From the school yard to the workplace, there's no charge more damning
than "you're being unfair!" Born out of democracy and raised in open
markets, fairness has become our de facto modern creed. The very symbol
of American ethics--Lady Justice--wears a blindfold as she weighs the
law on her impartial scale. In our zealous pursuit of fairness, we have
banished our urges to like one person more than another, one thing over
another, hiding them away as dirty secrets of our humanity. In Against
Fairness, polymath philosopher Stephen T. Asma drags them triumphantly
back into the light. Through playful, witty, but always serious
arguments and examples, he vindicates our unspoken and undeniable
instinct to favor, making the case that we would all be better off if we
showed our unfair tendencies a little more kindness--indeed, if we
favored favoritism. Conscious of the egalitarian feathers his argument
is sure to ruffle, Asma makes his point by synthesizing a startling
array of scientific findings, historical philosophies, cultural
practices, analytic arguments, and a variety of personal and literary
narratives to give a remarkably nuanced and thorough understanding of
how fairness and favoritism fit within our moral architecture.

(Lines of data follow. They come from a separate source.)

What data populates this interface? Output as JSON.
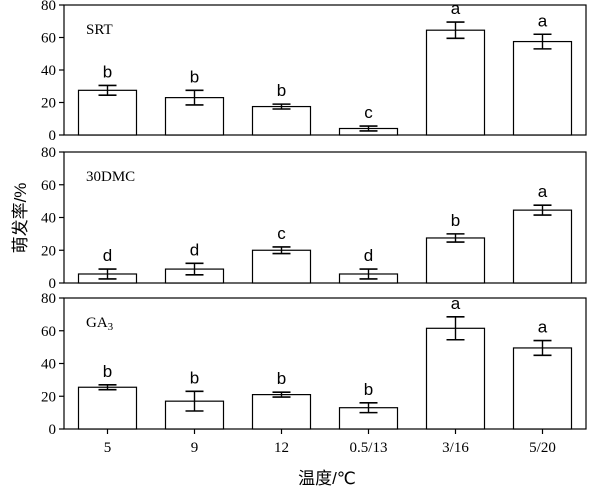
{
  "chart_data": {
    "type": "bar",
    "categories": [
      "5",
      "9",
      "12",
      "0.5/13",
      "3/16",
      "5/20"
    ],
    "xlabel": "温度/℃",
    "ylabel": "萌发率/%",
    "ylim": [
      0,
      80
    ],
    "yticks": [
      0,
      20,
      40,
      60,
      80
    ],
    "panels": [
      {
        "label": "SRT",
        "values": [
          27.5,
          23,
          17.5,
          4,
          64.5,
          57.5
        ],
        "errors": [
          3,
          4.5,
          1.5,
          1.5,
          5,
          4.5
        ],
        "letters": [
          "b",
          "b",
          "b",
          "c",
          "a",
          "a"
        ]
      },
      {
        "label": "30DMC",
        "values": [
          5.5,
          8.5,
          20,
          5.5,
          27.5,
          44.5
        ],
        "errors": [
          3,
          3.5,
          2,
          3,
          2.5,
          3
        ],
        "letters": [
          "d",
          "d",
          "c",
          "d",
          "b",
          "a"
        ]
      },
      {
        "label_main": "GA",
        "label_sub": "3",
        "values": [
          25.5,
          17,
          21,
          13,
          61.5,
          49.5
        ],
        "errors": [
          1.5,
          6,
          1.5,
          3,
          7,
          4.5
        ],
        "letters": [
          "b",
          "b",
          "b",
          "b",
          "a",
          "a"
        ]
      }
    ],
    "grid": false,
    "legend": "none"
  }
}
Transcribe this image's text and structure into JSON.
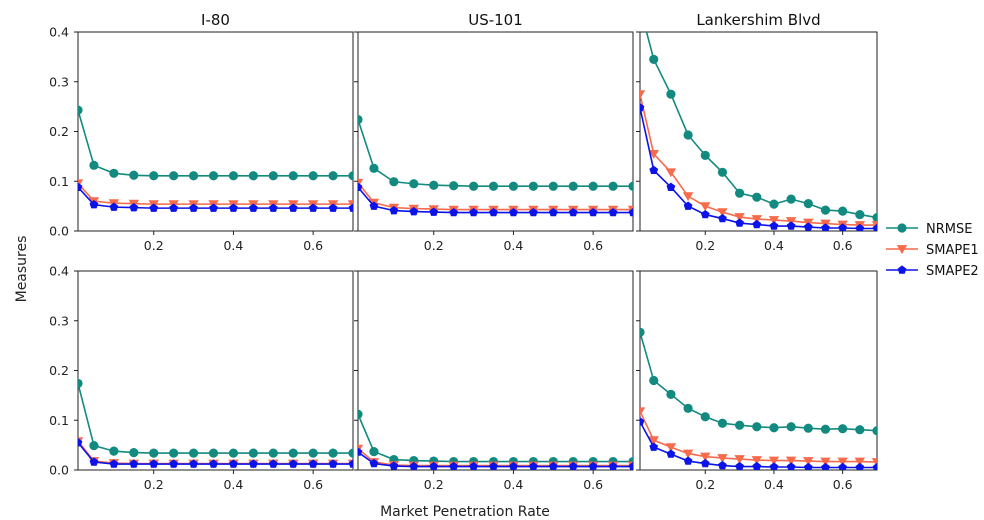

Examining
everything from the survival-enhancing biochemistry that makes our
mothers love us to the motivating properties of our "affective
community," he not only shows how we favor but the reasons we
should. Drawing on thinkers from Confucius to Tocqueville to
Nietzsche, he reveals how we have confused fairness with more noble
traits, like compassion and open-mindedness. He dismantles a number of
seemingly egalitarian pursuits, from classwide Valentine's Day cards to
civil rights, to reveal the envy that lies at their hearts, going on to
prove that we can still be kind to strangers, have no prejudice, and
fight for equal opportunity at the same time we reserve the best of
what we can offer for those dearest to us. Fed up with the
blue-ribbons-for-all absurdity of "fairness" today, and wary of the
psychological paralysis it creates, Asma resets our moral compass with
favoritism as its lodestar, providing a strikingly new and remarkably
positive way to think through all our actions, big and small.